The three ways deals die at the close
The first way deals die is premature pressure. The salesperson has delivered a good conversation and, in their eagerness to convert it into a result, reaches for the close too quickly or too forcefully. The prospect was moving toward a decision at their own pace; the pressure disrupts that pace and triggers resistance. 'I need to think about it' is often the polite version of 'you just made me uncomfortable and I want some space.'
The second way deals die is a failure to close at all. The salesperson delivers a strong presentation and then waits for the prospect to take the wheel. They may sense that asking directly feels presumptuous and so they leave the conversation open, hoping the prospect will reach out. In most cases they do not — not because they are not interested but because the decision has not been made enough of a priority and the salesperson's passivity signals that their own offer is not that compelling.
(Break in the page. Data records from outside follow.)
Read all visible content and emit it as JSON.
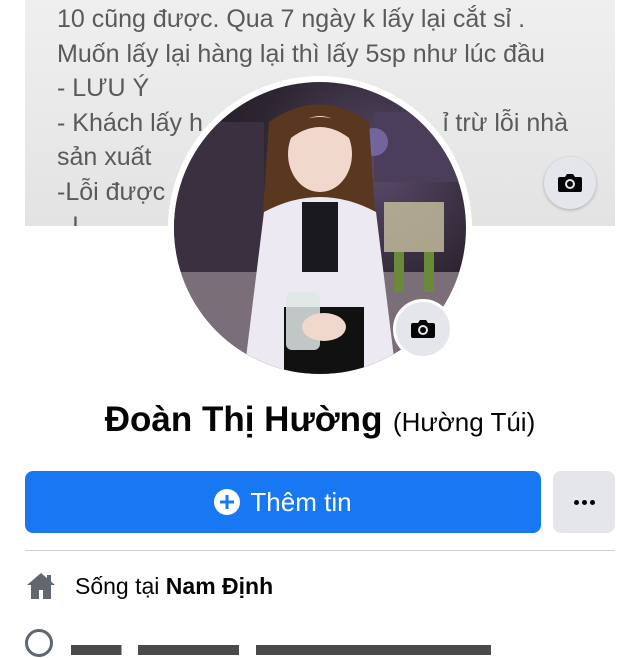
{
  "cover": {
    "lines": [
      "10 cũng được. Qua 7 ngày k lấy lại cắt sỉ .",
      "Muốn lấy lại hàng lại thì lấy 5sp như lúc đầu",
      "- LƯU Ý",
      "- Khách lấy h",
      "sản xuất",
      "-Lỗi được",
      "- L..."
    ],
    "partial_text_right": "ỉ trừ lỗi nhà",
    "camera_icon": "camera-icon"
  },
  "profile": {
    "name": "Đoàn Thị Hường",
    "nickname": "(Hường Túi)",
    "avatar_alt": "profile photo",
    "camera_icon": "camera-icon"
  },
  "actions": {
    "add_info_label": "Thêm tin",
    "add_icon": "plus-circle-icon",
    "more_icon": "more-horizontal-icon"
  },
  "about": {
    "lives_prefix": "Sống tại",
    "lives_city": "Nam Định",
    "home_icon": "home-icon"
  },
  "colors": {
    "primary": "#1877f2",
    "secondary_bg": "#e4e6eb",
    "text": "#050505",
    "icon_gray": "#606770"
  }
}
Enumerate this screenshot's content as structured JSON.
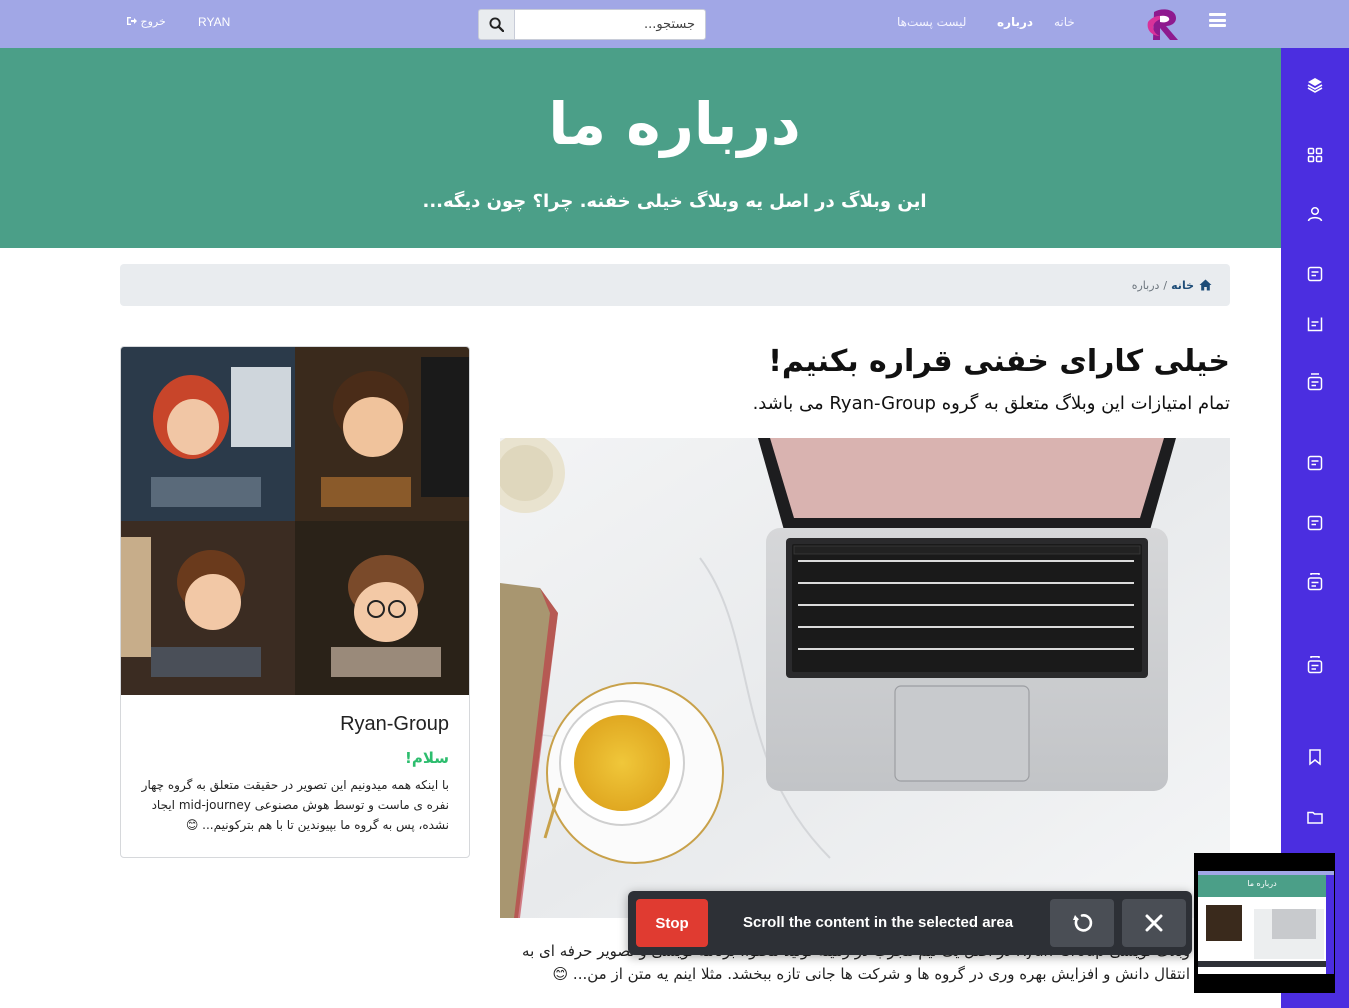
{
  "navbar": {
    "links": [
      {
        "label": "خانه"
      },
      {
        "label": "درباره"
      },
      {
        "label": "لیست پست‌ها"
      }
    ],
    "search": {
      "placeholder": "جستجو..."
    },
    "user": "RYAN",
    "logout": "خروج",
    "icons": [
      "menu-icon",
      "logo-icon",
      "search-icon",
      "logout-icon"
    ]
  },
  "sidebar": {
    "icons": [
      "layers-icon",
      "grid-icon",
      "user-icon",
      "note-icon",
      "note-edit-icon",
      "note-icon",
      "note-icon",
      "note-icon",
      "note-icon",
      "note-icon",
      "bookmark-icon",
      "folder-icon"
    ]
  },
  "hero": {
    "title": "درباره ما",
    "subtitle": "این وبلاگ در اصل یه وبلاگ خیلی خفنه. چرا؟ چون دیگه..."
  },
  "breadcrumb": {
    "home": "خانه",
    "separator": "/",
    "current": "درباره"
  },
  "main": {
    "title": "خیلی کارای خفنی قراره بکنیم!",
    "subtitle": "تمام امتیازات این وبلاگ متعلق به گروه Ryan-Group می باشد.",
    "body": "وبلاگ نویسی Ryan-Group در اصل یک تیم مجرب در زمینه تولید محتوا، برنامه نویسی و تصویر حرفه ای به انتقال دانش و افزایش بهره وری در گروه ها و شرکت ها جانی تازه ببخشد. مثلا اینم یه متن از من... 😊"
  },
  "card": {
    "title": "Ryan-Group",
    "subtitle": "سلام!",
    "text": "با اینکه همه میدونیم این تصویر در حقیقت متعلق به گروه چهار نفره ی ماست و توسط هوش مصنوعی mid-journey ایجاد نشده، پس به گروه ما بپیوندین تا با هم بترکونیم... 😊"
  },
  "overlay": {
    "stop": "Stop",
    "message": "Scroll the content in the selected area",
    "icons": [
      "refresh-icon",
      "close-icon"
    ]
  },
  "thumbnail": {
    "title": "درباره ما"
  },
  "colors": {
    "navbar": "#a1a7e6",
    "sidebar": "#4b2ee0",
    "hero": "#4b9f88",
    "stop": "#e03b31",
    "greeting": "#2dbd6e"
  }
}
The third way is the wrong close question. 'Would you like to move forward?' is weak and vague. 'Are you ready to sign?' is abrupt and commercial. Neither reflects the tone of the relationship or the language of the conversation. The right close question flows naturally from everything that has been discussed and feels like the obvious next step — not a pivotal moment of judgement.
What makes a close feel natural
A close that feels natural is the product of a conversation where value has been established clearly, uncertainty has been reduced, and the next step has been made obvious. The prospect does not feel surprised by the close because the entire conversation has been leading toward it.
This naturalness is constructed, not accidental. It requires that you have done the work of the first four letters of C.L.O.S.E. before you reach S — Secure Commitment. When you have clarified the value, limited the uncertainty, and outlined the next steps, the commitment step feels like a formality rather than a threshold.
The salesperson who experiences the close as a high-stakes moment of judgement has usually not done enough of the pre-close work. The salesperson who experiences it as a natural conclusion has built the conversation so that the decision feels inevitable — not because they have manipulated the prospect, but because they have genuinely helped them reach clarity.
The difference between asking and closing
There is an important distinction between asking for the business and closing the deal. Asking for the business is a single moment — a question or a request. Closing the deal is a process — the series of steps that create the conditions in which the answer to the ask is almost certainly yes.
Most salespeople focus their energy on the ask: the specific words, the timing, the phrasing. The C.L.O.S.E. Formula teaches that the ask is the last five percent of the close, and that the ninety-five percent that precedes it is what determines whether the ask succeeds or not.
Shift your focus from the close question to the close process. Build every conversation so that when you reach the ask, it is the obvious next step for a prospect who is confident, informed, and ready. The formula is your guide.
Hold on to these
- The close is the last five percent of the process — build the ninety-five percent that makes it obvious.
- Premature pressure and passive waiting are equally dangerous at the close.
- A close that feels natural has been constructed — it does not happen by accident.
Reflection · write it down
Think of three recent deals that did not close. For each one, identify which of the three failure modes was at play: premature pressure, failure to ask, or wrong close question. Write what you would do differently using the C.L.O.S.E. framework.
Saves automatically · come back to it whenever.
What you walk away with
You understand the root causes of closing failure and approach the close as a constructed process rather than a high-stakes moment.